Question

A capillary of radius r = 0.2 mm is dipped vertically in a liquid of density, (p = 1gm/cc). A small piston (x) is inserted inside the capillary which maintains the constant pressure of air ($P_1$ = 2 × $10^4$ dynes/cm²) above the hemispherical meniscus. If ambient pressure is $P_o$ = $10^5$ dynes/cm² and surface tension of liquid is T = 72 dynes/cm, then find the height h of liquid in cm. (weight of curved part of liquid is ignored)

Answer 1

89 cm

Answer 2

The pressure at the level of the liquid surface in the reservoir is the ambient pressure $P_o$.

Inside the capillary tube, consider a point at the same horizontal level as the liquid surface in the reservoir. The pressure at this point can be found by considering the pressure at the top of the liquid column and the pressure due to the height of the liquid column.

The pressure of air above the hemispherical meniscus is $P_1$.

Due to the hemispherical meniscus, there is a pressure difference across the meniscus given by the Laplace formula, $\Delta P = \frac{2T}{r}$, where $T$ is the surface tension and $r$ is the radius of the capillary. Since the meniscus is concave upwards, the pressure inside the liquid just below the meniscus is less than the pressure above the meniscus.

Pressure just below the meniscus $= P_1 - \frac{2T}{r}$.

The pressure at a depth $h$ below the level just below the meniscus is given by $P_{depth} = P_{surface} + \rho g h$.

So, the pressure at the bottom of the liquid column of height $h$ inside the capillary, at the level of the reservoir surface, is $P_{bottom} = (P_1 - \frac{2T}{r}) + \rho g h$.

By Pascal's principle, the pressure at the same horizontal level in a continuous liquid at rest is the same. Therefore, the pressure at the bottom of the liquid column inside the capillary is equal to the ambient pressure $P_o$.

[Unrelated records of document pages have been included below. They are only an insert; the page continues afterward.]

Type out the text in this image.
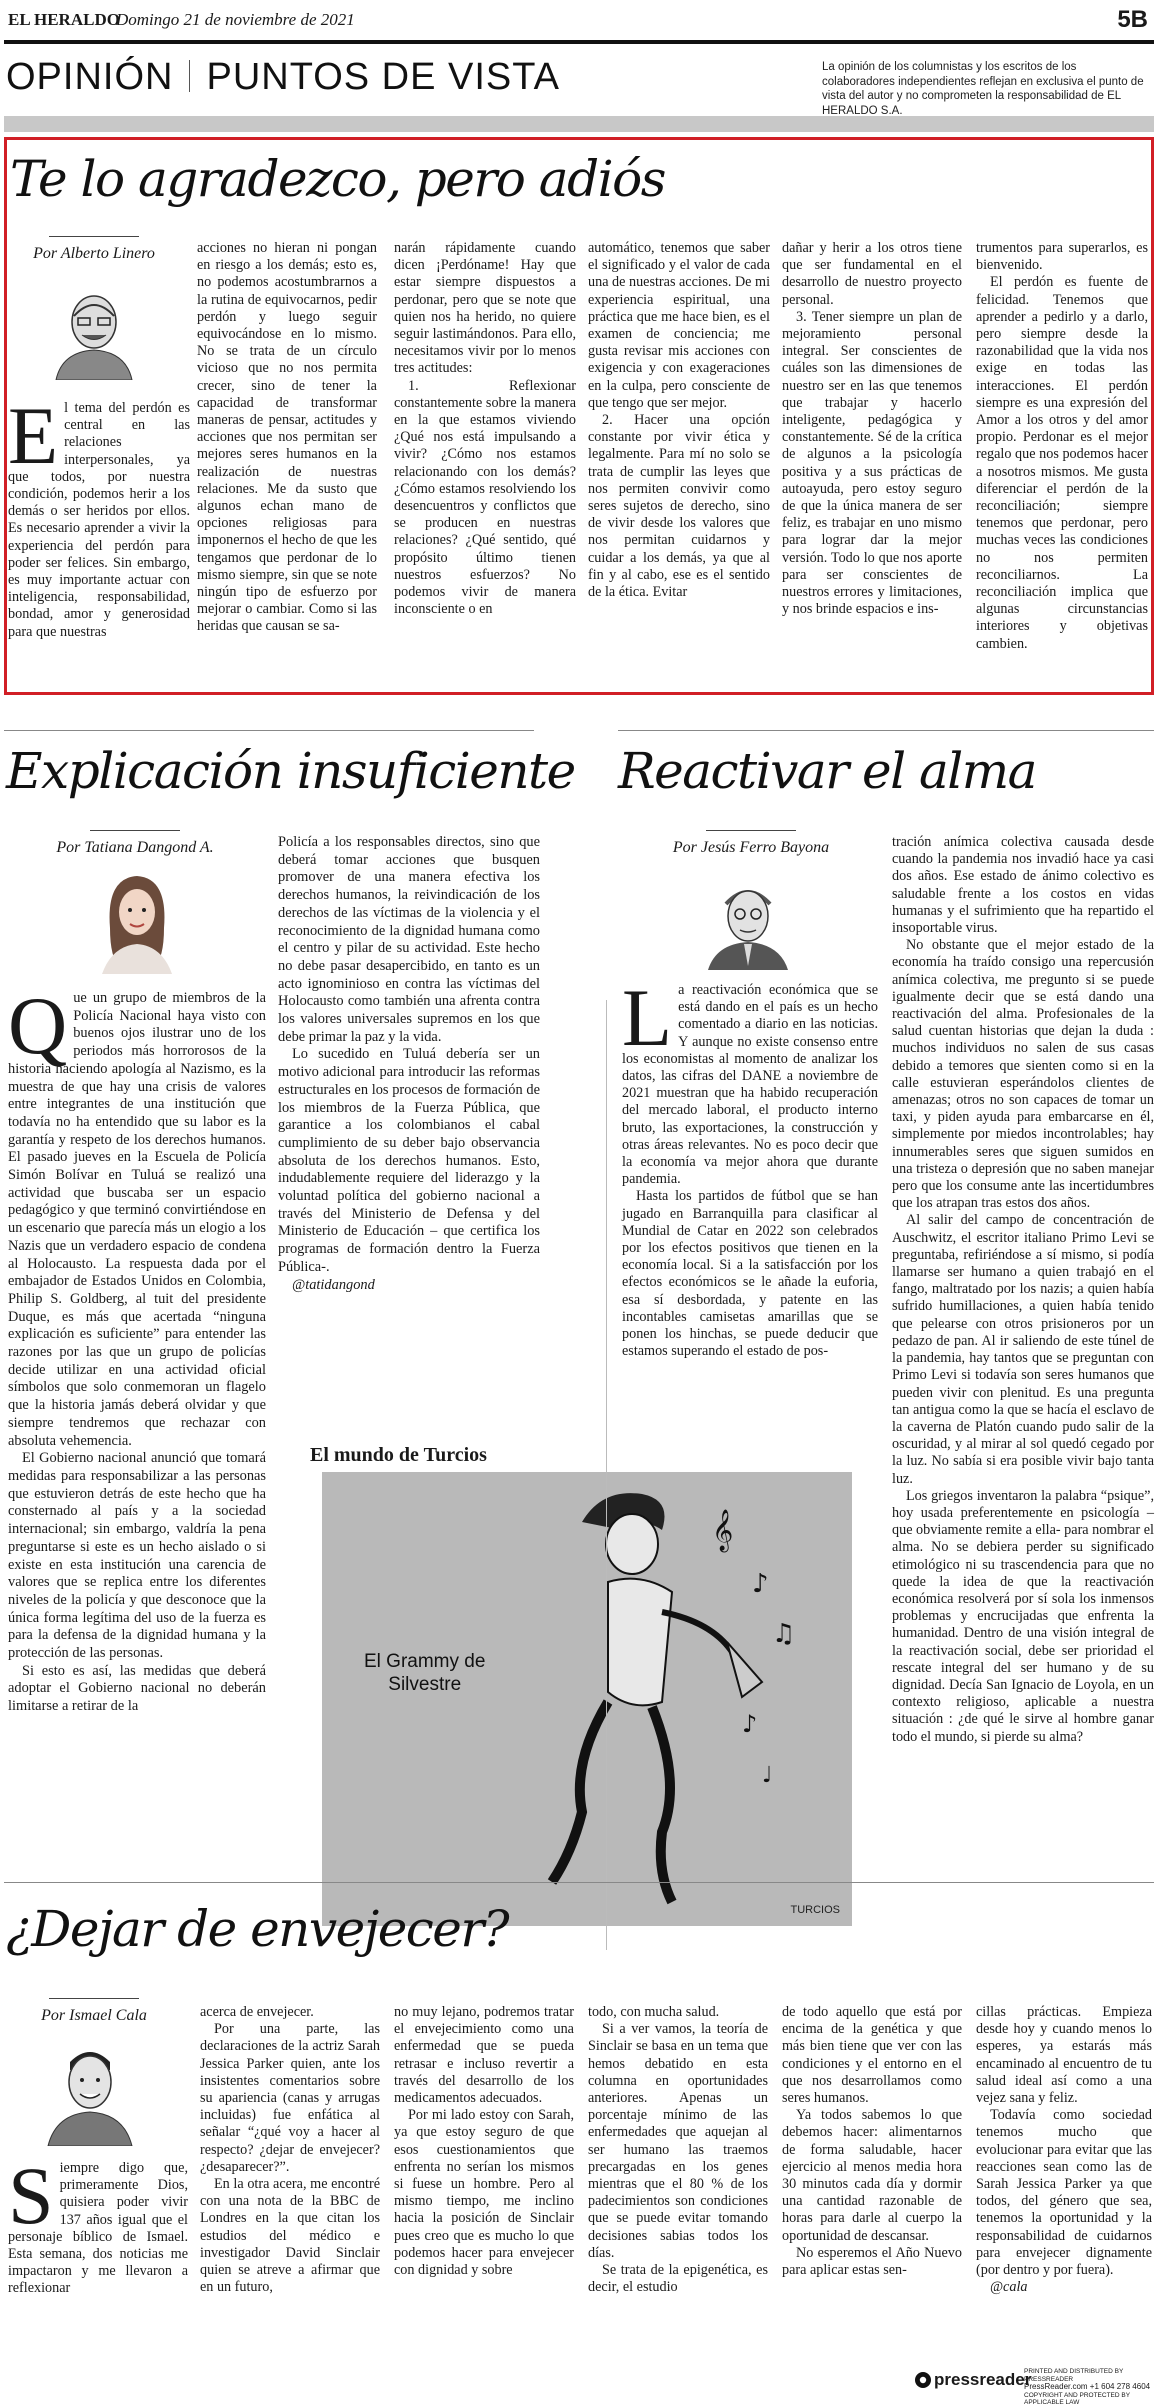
EL HERALDO
Domingo 21 de noviembre de 2021	5B
OPINIÓN PUNTOS DE VISTA	La opinión de los columnistas y los escritos de los colaboradores independientes reflejan en exclusiva el punto de vista del autor y no comprometen la responsabilidad de EL HERALDO S.A.
Te lo agradezco, pero adiós
Por Alberto Linero

El tema del perdón es central en las relaciones interpersonales, ya que todos, por nuestra condición, podemos herir a los demás o ser heridos por ellos. Es necesario aprender a vivir la experiencia del perdón para poder ser felices. Sin embargo, es muy importante actuar con inteligencia, responsabilidad, bondad, amor y generosidad para que nuestras

acciones no hieran ni pongan en riesgo a los demás; esto es, no podemos acostumbrarnos a la rutina de equivocarnos, pedir perdón y luego seguir equivocándose en lo mismo. No se trata de un círculo vicioso que no nos permita crecer, sino de tener la capacidad de transformar maneras de pensar, actitudes y acciones que nos permitan ser mejores seres humanos en la realización de nuestras relaciones. Me da susto que algunos echan mano de opciones religiosas para imponernos el hecho de que les tengamos que perdonar de lo mismo siempre, sin que se note ningún tipo de esfuerzo por mejorar o cambiar. Como si las heridas que causan se sa-

narán rápidamente cuando dicen ¡Perdóname! Hay que estar siempre dispuestos a perdonar, pero que se note que quien nos ha herido, no quiere seguir lastimándonos. Para ello, necesitamos vivir por lo menos tres actitudes:

1. Reflexionar constantemente sobre la manera en la que estamos viviendo ¿Qué nos está impulsando a vivir? ¿Cómo nos estamos relacionando con los demás? ¿Cómo estamos resolviendo los desencuentros y conflictos que se producen en nuestras relaciones? ¿Qué sentido, qué propósito último tienen nuestros esfuerzos? No podemos vivir de manera inconsciente o en

automático, tenemos que saber el significado y el valor de cada una de nuestras acciones. De mi experiencia espiritual, una práctica que me hace bien, es el examen de conciencia; me gusta revisar mis acciones con exigencia y con exageraciones en la culpa, pero consciente de que tengo que ser mejor.

2. Hacer una opción constante por vivir ética y legalmente. Para mí no solo se trata de cumplir las leyes que nos permiten convivir como seres sujetos de derecho, sino de vivir desde los valores que nos permitan cuidarnos y cuidar a los demás, ya que al fin y al cabo, ese es el sentido de la ética. Evitar

dañar y herir a los otros tiene que ser fundamental en el desarrollo de nuestro proyecto personal.

3. Tener siempre un plan de mejoramiento personal integral. Ser conscientes de cuáles son las dimensiones de nuestro ser en las que tenemos que trabajar y hacerlo inteligente, pedagógica y constantemente. Sé de la crítica de algunos a la psicología positiva y a sus prácticas de autoayuda, pero estoy seguro de que la única manera de ser feliz, es trabajar en uno mismo para lograr dar la mejor versión. Todo lo que nos aporte para ser conscientes de nuestros errores y limitaciones, y nos brinde espacios e ins-

trumentos para superarlos, es bienvenido.

El perdón es fuente de felicidad. Tenemos que aprender a pedirlo y a darlo, pero siempre desde la razonabilidad que la vida nos exige en todas las interacciones. El perdón siempre es una expresión del Amor a los otros y del amor propio. Perdonar es el mejor regalo que nos podemos hacer a nosotros mismos. Me gusta diferenciar el perdón de la reconciliación; siempre tenemos que perdonar, pero muchas veces las condiciones no nos permiten reconciliarnos. La reconciliación implica que algunas circunstancias interiores y objetivas cambien.

Explicación insuficiente
Por Tatiana Dangond A.

Que un grupo de miembros de la Policía Nacional haya visto con buenos ojos ilustrar uno de los periodos más horrorosos de la historia haciendo apología al Nazismo, es la muestra de que hay una crisis de valores entre integrantes de una institución que todavía no ha entendido que su labor es la garantía y respeto de los derechos humanos. El pasado jueves en la Escuela de Policía Simón Bolívar en Tuluá se realizó una actividad que buscaba ser un espacio pedagógico y que terminó convirtiéndose en un escenario que parecía más un elogio a los Nazis que un verdadero espacio de condena al Holocausto. La respuesta dada por el embajador de Estados Unidos en Colombia, Philip S. Goldberg, al tuit del presidente Duque, es más que acertada “ninguna explicación es suficiente” para entender las razones por las que un grupo de policías decide utilizar en una actividad oficial símbolos que solo conmemoran un flagelo que la historia jamás deberá olvidar y que siempre tendremos que rechazar con absoluta vehemencia.

El Gobierno nacional anunció que tomará medidas para responsabilizar a las personas que estuvieron detrás de este hecho que ha consternado al país y a la sociedad internacional; sin embargo, valdría la pena preguntarse si este es un hecho aislado o si existe en esta institución una carencia de valores que se replica entre los diferentes niveles de la policía y que desconoce que la única forma legítima del uso de la fuerza es para la defensa de la dignidad humana y la protección de las personas.

Si esto es así, las medidas que deberá adoptar el Gobierno nacional no deberán limitarse a retirar de la

Policía a los responsables directos, sino que deberá tomar acciones que busquen promover de una manera efectiva los derechos humanos, la reivindicación de los derechos de las víctimas de la violencia y el reconocimiento de la dignidad humana como el centro y pilar de su actividad. Este hecho no debe pasar desapercibido, en tanto es un acto ignominioso en contra las víctimas del Holocausto como también una afrenta contra los valores universales supremos en los que debe primar la paz y la vida.

Lo sucedido en Tuluá debería ser un motivo adicional para introducir las reformas estructurales en los procesos de formación de los miembros de la Fuerza Pública, que garantice a los colombianos el cabal cumplimiento de su deber bajo observancia absoluta de los derechos humanos. Esto, indudablemente requiere del liderazgo y la voluntad política del gobierno nacional a través del Ministerio de Defensa y del Ministerio de Educación – que certifica los programas de formación dentro la Fuerza Pública-.

@tatidangond

El mundo de Turcios
El Grammy de
Silvestre
𝄞
♪
♫
♪
♩
TURCIOS
Reactivar el alma
Por Jesús Ferro Bayona

La reactivación económica que se está dando en el país es un hecho comentado a diario en las noticias. Y aunque no existe consenso entre los economistas al momento de analizar los datos, las cifras del DANE a noviembre de 2021 muestran que ha habido recuperación del mercado laboral, el producto interno bruto, las exportaciones, la construcción y otras áreas relevantes. No es poco decir que la economía va mejor ahora que durante pandemia.

Hasta los partidos de fútbol que se han jugado en Barranquilla para clasificar al Mundial de Catar en 2022 son celebrados por los efectos positivos que tienen en la economía local. Si a la satisfacción por los efectos económicos se le añade la euforia, esa sí desbordada, y patente en las incontables camisetas amarillas que se ponen los hinchas, se puede deducir que estamos superando el estado de pos-

tración anímica colectiva causada desde cuando la pandemia nos invadió hace ya casi dos años. Ese estado de ánimo colectivo es saludable frente a los costos en vidas humanas y el sufrimiento que ha repartido el insoportable virus.

No obstante que el mejor estado de la economía ha traído consigo una repercusión anímica colectiva, me pregunto si se puede igualmente decir que se está dando una reactivación del alma. Profesionales de la salud cuentan historias que dejan la duda : muchos individuos no salen de sus casas debido a temores que sienten como si en la calle estuvieran esperándolos clientes de amenazas; otros no son capaces de tomar un taxi, y piden ayuda para embarcarse en él, simplemente por miedos incontrolables; hay innumerables seres que siguen sumidos en una tristeza o depresión que no saben manejar pero que los consume ante las incertidumbres que los atrapan tras estos dos años.

Al salir del campo de concentración de Auschwitz, el escritor italiano Primo Levi se preguntaba, refiriéndose a sí mismo, si podía llamarse ser humano a quien trabajó en el fango, maltratado por los nazis; a quien había sufrido humillaciones, a quien había tenido que pelearse con otros prisioneros por un pedazo de pan. Al ir saliendo de este túnel de la pandemia, hay tantos que se preguntan con Primo Levi si todavía son seres humanos que pueden vivir con plenitud. Es una pregunta tan antigua como la que se hacía el esclavo de la caverna de Platón cuando pudo salir de la oscuridad, y al mirar al sol quedó cegado por la luz. No sabía si era posible vivir bajo tanta luz.

Los griegos inventaron la palabra “psique”, hoy usada preferentemente en psicología –que obviamente remite a ella- para nombrar el alma. No se debiera perder su significado etimológico ni su trascendencia para que no quede la idea de que la reactivación económica resolverá por sí sola los inmensos problemas y encrucijadas que enfrenta la humanidad. Dentro de una visión integral de la reactivación social, debe ser prioridad el rescate integral del ser humano y de su dignidad. Decía San Ignacio de Loyola, en un contexto religioso, aplicable a nuestra situación : ¿de qué le sirve al hombre ganar todo el mundo, si pierde su alma?

¿Dejar de envejecer?
Por Ismael Cala

Siempre digo que, primeramente Dios, quisiera poder vivir 137 años igual que el personaje bíblico de Ismael. Esta semana, dos noticias me impactaron y me llevaron a reflexionar

acerca de envejecer.

Por una parte, las declaraciones de la actriz Sarah Jessica Parker quien, ante los insistentes comentarios sobre su apariencia (canas y arrugas incluidas) fue enfática al señalar “¿qué voy a hacer al respecto? ¿dejar de envejecer? ¿desaparecer?”.

En la otra acera, me encontré con una nota de la BBC de Londres en la que citan los estudios del médico e investigador David Sinclair quien se atreve a afirmar que en un futuro,

no muy lejano, podremos tratar el envejecimiento como una enfermedad que se pueda retrasar e incluso revertir a través del desarrollo de los medicamentos adecuados.

Por mi lado estoy con Sarah, ya que estoy seguro de que esos cuestionamientos que enfrenta no serían los mismos si fuese un hombre. Pero al mismo tiempo, me inclino hacia la posición de Sinclair pues creo que es mucho lo que podemos hacer para envejecer con dignidad y sobre

todo, con mucha salud.

Si a ver vamos, la teoría de Sinclair se basa en un tema que hemos debatido en esta columna en oportunidades anteriores. Apenas un porcentaje mínimo de las enfermedades que aquejan al ser humano las traemos precargadas en los genes mientras que el 80 % de los padecimientos son condiciones que se puede evitar tomando decisiones sabias todos los días.

Se trata de la epigenética, es decir, el estudio

de todo aquello que está por encima de la genética y que más bien tiene que ver con las condiciones y el entorno en el que nos desarrollamos como seres humanos.

Ya todos sabemos lo que debemos hacer: alimentarnos de forma saludable, hacer ejercicio al menos media hora 30 minutos cada día y dormir una cantidad razonable de horas para darle al cuerpo la oportunidad de descansar.

No esperemos el Año Nuevo para aplicar estas sen-

cillas prácticas. Empieza desde hoy y cuando menos lo esperes, ya estarás más encaminado al encuentro de tu salud ideal así como a una vejez sana y feliz.

Todavía como sociedad tenemos mucho que evolucionar para evitar que las reacciones sean como las de Sarah Jessica Parker ya que todos, del género que sea, tenemos la oportunidad y la responsabilidad de cuidarnos para envejecer dignamente (por dentro y por fuera).

@cala

pressreader
PRINTED AND DISTRIBUTED BY PRESSREADER
PressReader.com +1 604 278 4604
COPYRIGHT AND PROTECTED BY APPLICABLE LAW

$P_o = P_1 - \frac{2T}{r} + \rho g h$.

We are given the following values: $r = 0.2$ mm $= 0.2 \times 10^{-1}$ cm $= 0.02$ cm. $\rho = 1$ gm/cc $= 1$ gm/cm³. $P_1 = 2 \times 10^4$ dynes/cm². $P_o = 10^5$ dynes/cm². $T = 72$ dynes/cm. The acceleration due to gravity in CGS units is $g = 980$ cm/s².

We need to find the height $h$ in cm. Rearranging the equation for $h$: $\rho g h = P_o - P_1 + \frac{2T}{r}$ $h = \frac{P_o - P_1 + \frac{2T}{r}}{\rho g}$

Calculate the terms: $P_o - P_1 = 10^5 - 2 \times 10^4 = 100000 - 20000 = 80000$ dynes/cm². $\frac{2T}{r} = \frac{2 \times 72 \text{ dynes/cm}}{0.02 \text{ cm}} = \frac{144}{0.02} \text{ dynes/cm}^2 = 7200 \text{ dynes/cm}^2$. Numerator $= 80000 + 7200 = 87200$ dynes/cm². Denominator $\rho g = 1 \text{ gm/cm}^3 \times 980 \text{ cm/s}^2 = 980 \text{ gm/(cm}^2 \text{s}^2)$.

Note that 1 dyne/cm² = 1 gm/(cm s²). So the units are consistent.

$h = \frac{87200 \text{ dynes/cm}^2}{980 \text{ gm/(cm}^2 \text{s}^2)} = \frac{87200 \text{ gm/(cm s²)}}{980 \text{ gm/(cm}^2 \text{s}^2)}$. $h = \frac{87200}{980} \text{ cm} = \frac{8720}{98} \text{ cm} = 89 \text{ cm}$.